Friday, December 28, 2012
This year was a doozy.
Frustration with old job. New job. FIRED from new job. Unemployment. Major depressive episode. First ever antidepressant prescription. Frantic job search. Hurricane Sandy. Suffocating debt...
I did not take care of myself this year. I was not kind to myself. I didn't see the point of living, much less of fitness and proper nutrition.
After my doctor prescribed something to ease the anxiety and depression, I was able to see clearly enough to imagine shifting gears. A seasonal retail job and the upcoming excitement of returning to my old corporate job have lifted my spirits and enabled me to envision a brighter New Year.
Most importantly: I forgive myself. Clearly, I have made some poor choices and stumbles in addition to the curveballs thrown my way. I didn't cope well with the reality of my life this year. Still, I refuse to continue to kick myself while I'm down.
It's no secret to me or anyone who sees me that I have a weight problem. I've always been chubbier than I would have liked, but for about 5 years now I have been FAT. I topped my own previous highest weight this year, and fear the scale will have more bad news when I finally step on.
I was proud of the way I dealt with food through Thanksgiving, but this Christmas my eating was out of control. Even in the wake of being disgustingly full, I have continued to overeat to an almost comic degree. I feel bloated and flabbier than ever. I HATE the way my body feels, inside out.
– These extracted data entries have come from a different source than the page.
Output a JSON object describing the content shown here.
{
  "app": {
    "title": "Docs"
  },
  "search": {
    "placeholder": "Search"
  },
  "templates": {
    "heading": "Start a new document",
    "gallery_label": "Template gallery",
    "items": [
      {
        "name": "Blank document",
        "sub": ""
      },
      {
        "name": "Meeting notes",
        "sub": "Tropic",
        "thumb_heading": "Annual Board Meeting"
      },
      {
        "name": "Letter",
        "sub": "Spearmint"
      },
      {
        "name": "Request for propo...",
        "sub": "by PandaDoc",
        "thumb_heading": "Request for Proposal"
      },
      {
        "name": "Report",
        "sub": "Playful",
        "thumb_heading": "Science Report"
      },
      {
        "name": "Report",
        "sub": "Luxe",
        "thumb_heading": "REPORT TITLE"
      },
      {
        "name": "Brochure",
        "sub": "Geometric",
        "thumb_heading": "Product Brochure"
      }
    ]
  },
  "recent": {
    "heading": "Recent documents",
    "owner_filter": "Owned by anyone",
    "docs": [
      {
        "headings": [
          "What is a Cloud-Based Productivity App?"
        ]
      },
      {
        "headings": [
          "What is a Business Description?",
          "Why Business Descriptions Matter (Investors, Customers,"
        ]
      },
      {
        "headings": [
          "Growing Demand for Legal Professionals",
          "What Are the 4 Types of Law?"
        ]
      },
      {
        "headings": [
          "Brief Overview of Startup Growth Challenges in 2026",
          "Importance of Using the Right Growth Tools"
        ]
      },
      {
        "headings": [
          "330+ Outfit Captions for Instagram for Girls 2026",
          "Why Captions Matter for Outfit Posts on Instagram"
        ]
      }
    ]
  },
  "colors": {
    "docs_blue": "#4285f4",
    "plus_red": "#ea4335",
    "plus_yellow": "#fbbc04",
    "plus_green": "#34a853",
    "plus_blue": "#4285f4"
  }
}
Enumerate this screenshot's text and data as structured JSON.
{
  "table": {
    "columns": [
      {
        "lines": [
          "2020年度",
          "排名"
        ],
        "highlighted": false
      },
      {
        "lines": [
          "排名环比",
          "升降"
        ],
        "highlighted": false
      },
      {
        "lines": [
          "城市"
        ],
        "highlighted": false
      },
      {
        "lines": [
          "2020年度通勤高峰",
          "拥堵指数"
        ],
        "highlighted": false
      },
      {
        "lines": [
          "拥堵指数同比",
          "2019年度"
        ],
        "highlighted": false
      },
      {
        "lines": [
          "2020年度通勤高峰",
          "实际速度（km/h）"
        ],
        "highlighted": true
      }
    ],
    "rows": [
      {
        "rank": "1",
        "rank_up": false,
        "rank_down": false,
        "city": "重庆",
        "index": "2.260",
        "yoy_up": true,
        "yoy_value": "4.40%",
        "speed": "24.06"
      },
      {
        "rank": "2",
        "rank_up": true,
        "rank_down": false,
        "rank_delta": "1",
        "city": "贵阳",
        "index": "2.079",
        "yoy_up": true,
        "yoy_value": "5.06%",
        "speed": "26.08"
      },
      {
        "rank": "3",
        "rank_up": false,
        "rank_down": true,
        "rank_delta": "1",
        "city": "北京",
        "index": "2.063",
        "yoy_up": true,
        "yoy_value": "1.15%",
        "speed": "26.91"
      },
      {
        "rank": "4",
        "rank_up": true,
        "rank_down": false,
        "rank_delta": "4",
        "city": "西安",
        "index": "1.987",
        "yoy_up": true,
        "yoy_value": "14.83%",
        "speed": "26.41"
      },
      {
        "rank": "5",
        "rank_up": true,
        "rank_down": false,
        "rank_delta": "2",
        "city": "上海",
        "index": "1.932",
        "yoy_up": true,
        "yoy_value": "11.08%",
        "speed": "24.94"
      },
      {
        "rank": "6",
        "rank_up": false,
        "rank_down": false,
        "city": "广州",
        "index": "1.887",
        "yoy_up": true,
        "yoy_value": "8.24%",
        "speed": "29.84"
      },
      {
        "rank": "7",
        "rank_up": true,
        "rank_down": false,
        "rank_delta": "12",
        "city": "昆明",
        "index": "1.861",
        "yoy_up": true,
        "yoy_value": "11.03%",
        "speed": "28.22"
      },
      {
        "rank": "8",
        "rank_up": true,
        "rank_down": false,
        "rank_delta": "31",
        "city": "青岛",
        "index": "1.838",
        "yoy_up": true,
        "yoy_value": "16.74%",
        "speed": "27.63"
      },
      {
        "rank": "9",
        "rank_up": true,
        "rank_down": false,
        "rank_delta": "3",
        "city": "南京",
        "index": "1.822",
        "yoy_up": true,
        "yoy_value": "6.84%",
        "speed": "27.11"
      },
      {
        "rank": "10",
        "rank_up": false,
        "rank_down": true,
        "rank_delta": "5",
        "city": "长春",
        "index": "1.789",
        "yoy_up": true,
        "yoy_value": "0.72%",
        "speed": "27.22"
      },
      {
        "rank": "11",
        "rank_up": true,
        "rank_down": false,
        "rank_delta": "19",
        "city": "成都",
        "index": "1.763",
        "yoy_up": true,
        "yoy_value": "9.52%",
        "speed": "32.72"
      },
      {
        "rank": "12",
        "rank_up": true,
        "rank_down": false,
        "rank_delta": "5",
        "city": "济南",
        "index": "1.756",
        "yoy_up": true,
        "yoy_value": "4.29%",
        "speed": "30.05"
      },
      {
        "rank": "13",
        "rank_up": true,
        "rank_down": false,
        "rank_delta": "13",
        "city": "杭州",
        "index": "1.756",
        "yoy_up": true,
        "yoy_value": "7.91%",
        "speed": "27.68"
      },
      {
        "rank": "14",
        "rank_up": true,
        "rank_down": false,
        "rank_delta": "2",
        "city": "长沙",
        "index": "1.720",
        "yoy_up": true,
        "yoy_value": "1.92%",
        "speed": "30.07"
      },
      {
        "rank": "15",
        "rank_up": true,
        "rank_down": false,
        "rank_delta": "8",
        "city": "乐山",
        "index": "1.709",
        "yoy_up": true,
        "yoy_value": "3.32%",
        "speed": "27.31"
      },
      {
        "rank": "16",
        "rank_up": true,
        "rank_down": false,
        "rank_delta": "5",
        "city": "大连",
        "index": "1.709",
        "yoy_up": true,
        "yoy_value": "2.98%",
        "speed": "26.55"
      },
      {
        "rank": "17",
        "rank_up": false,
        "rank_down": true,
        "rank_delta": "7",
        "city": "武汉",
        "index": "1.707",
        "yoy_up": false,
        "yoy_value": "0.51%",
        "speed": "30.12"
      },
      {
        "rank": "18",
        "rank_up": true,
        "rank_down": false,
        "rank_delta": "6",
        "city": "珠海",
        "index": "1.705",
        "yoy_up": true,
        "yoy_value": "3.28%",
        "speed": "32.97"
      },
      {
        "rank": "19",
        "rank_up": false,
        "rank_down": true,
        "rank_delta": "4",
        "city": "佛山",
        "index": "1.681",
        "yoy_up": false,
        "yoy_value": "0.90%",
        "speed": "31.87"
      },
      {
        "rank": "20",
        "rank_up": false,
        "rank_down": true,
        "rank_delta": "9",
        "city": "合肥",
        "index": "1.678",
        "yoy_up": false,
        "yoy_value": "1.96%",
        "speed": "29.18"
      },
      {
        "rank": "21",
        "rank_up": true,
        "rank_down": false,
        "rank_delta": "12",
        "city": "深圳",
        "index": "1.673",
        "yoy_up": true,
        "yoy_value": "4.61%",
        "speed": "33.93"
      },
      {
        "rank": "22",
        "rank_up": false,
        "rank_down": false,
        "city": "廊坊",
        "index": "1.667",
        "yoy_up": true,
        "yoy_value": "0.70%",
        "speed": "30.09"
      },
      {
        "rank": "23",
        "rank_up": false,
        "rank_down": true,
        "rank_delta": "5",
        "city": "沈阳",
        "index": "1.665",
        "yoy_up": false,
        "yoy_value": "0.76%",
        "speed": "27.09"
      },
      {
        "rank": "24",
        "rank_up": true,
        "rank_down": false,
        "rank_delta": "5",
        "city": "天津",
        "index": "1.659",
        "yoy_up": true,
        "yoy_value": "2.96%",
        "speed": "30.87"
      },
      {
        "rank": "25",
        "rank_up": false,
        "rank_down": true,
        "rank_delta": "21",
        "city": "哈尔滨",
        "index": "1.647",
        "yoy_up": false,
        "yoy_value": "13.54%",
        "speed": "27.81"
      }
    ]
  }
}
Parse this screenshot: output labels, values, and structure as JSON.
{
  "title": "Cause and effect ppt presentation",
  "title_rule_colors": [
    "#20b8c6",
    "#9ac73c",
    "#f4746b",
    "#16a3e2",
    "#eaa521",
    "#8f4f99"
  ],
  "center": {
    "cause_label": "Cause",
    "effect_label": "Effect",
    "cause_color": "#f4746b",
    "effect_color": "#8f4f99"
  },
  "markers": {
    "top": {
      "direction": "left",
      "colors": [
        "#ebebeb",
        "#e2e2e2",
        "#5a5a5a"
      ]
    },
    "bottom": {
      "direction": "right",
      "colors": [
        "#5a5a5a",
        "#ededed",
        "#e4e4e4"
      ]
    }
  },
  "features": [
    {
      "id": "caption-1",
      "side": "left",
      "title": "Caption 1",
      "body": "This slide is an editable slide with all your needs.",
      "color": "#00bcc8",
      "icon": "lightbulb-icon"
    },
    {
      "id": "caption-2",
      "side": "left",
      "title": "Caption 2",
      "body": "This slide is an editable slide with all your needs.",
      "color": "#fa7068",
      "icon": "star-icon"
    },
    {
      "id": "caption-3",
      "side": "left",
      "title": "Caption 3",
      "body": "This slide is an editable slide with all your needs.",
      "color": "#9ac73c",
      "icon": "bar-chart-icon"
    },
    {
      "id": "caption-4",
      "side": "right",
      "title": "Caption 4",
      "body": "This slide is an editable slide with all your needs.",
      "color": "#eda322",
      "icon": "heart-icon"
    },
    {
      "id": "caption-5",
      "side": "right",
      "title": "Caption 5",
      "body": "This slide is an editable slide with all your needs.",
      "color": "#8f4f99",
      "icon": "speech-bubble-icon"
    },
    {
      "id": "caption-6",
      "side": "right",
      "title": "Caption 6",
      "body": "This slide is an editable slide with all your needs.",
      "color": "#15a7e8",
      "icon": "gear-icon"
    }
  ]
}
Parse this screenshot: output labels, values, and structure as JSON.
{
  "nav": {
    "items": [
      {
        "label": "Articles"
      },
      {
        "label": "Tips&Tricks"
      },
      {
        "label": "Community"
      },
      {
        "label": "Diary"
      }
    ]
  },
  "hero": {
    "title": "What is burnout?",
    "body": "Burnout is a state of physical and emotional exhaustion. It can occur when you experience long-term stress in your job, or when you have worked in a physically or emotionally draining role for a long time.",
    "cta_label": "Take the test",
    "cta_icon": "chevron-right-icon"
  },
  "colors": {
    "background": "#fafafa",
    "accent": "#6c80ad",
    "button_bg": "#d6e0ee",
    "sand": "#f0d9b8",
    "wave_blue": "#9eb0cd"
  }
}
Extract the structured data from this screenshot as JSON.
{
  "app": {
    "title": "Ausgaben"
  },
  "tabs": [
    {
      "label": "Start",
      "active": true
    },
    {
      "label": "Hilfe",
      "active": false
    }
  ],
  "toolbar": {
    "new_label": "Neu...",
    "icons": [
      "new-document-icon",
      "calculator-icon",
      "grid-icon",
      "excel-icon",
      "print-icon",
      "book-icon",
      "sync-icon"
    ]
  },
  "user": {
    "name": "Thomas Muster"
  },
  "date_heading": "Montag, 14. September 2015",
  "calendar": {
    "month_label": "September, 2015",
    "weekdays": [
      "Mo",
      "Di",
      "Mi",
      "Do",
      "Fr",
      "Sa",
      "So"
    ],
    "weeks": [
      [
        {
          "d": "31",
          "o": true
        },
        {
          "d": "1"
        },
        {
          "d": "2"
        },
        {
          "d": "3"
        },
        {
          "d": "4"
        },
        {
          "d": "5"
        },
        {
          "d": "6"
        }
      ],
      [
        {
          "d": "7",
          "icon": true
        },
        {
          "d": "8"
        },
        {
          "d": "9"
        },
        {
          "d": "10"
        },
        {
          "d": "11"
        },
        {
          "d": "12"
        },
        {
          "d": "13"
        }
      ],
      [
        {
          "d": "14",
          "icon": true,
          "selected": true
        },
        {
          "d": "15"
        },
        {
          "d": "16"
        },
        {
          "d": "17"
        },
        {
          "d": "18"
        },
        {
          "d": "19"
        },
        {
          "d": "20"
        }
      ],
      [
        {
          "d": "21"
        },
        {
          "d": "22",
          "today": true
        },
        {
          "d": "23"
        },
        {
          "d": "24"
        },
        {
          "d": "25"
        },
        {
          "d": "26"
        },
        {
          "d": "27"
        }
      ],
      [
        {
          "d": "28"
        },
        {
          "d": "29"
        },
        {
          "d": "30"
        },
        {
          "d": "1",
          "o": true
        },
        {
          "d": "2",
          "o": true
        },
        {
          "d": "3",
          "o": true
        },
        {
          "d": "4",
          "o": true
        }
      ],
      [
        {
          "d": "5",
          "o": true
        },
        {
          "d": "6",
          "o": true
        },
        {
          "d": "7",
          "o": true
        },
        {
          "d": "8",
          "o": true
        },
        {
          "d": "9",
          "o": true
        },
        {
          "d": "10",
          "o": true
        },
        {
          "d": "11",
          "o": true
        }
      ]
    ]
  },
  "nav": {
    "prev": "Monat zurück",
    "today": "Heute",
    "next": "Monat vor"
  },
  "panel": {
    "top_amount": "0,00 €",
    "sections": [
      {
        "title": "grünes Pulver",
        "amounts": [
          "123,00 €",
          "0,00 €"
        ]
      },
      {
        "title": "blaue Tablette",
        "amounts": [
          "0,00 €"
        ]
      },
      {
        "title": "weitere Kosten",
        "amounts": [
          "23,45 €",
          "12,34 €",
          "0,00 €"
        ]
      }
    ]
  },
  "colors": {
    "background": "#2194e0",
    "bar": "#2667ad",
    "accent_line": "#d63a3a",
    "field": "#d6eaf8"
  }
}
With a return to the 9-to-5 world coming up on January 7, I look forward to not only a stable paycheck, but a stable routine. I'm already dreaming of waking early for a banana and some water, followed by some light cardio at the gym. I can't wait to dig into some wholesome oatmeal at my desk just before business hours--or the fruit and yogurt that will help me stave-off pre-lunch hunger.
For lunch, I will make my signature grab-and-go salads. I like to take 5 containers and prepare my salads for the week all at once--and I pack them with protein and flavor.
Grilled chicken strips, black beans, asparagus spears and romaine lettuce with a generous drizzle of flavorful chipotle dressing. My favorite!
The evenings are more difficult for me, diet-wise. I hope a habit of MORNING exercise will set me up to not "ruin the day" by overindulging later. It will also spare me the trouble of bargaining with myself to exercise if I'm tired after work. However, I hope to use Zumba classes or other fun activities (such as outdoor walks with a friend) to keep myself active, social and amused without spending money.
I can do this. I can lead a healthy life and keep the focus on what is most important: Being kind to myself.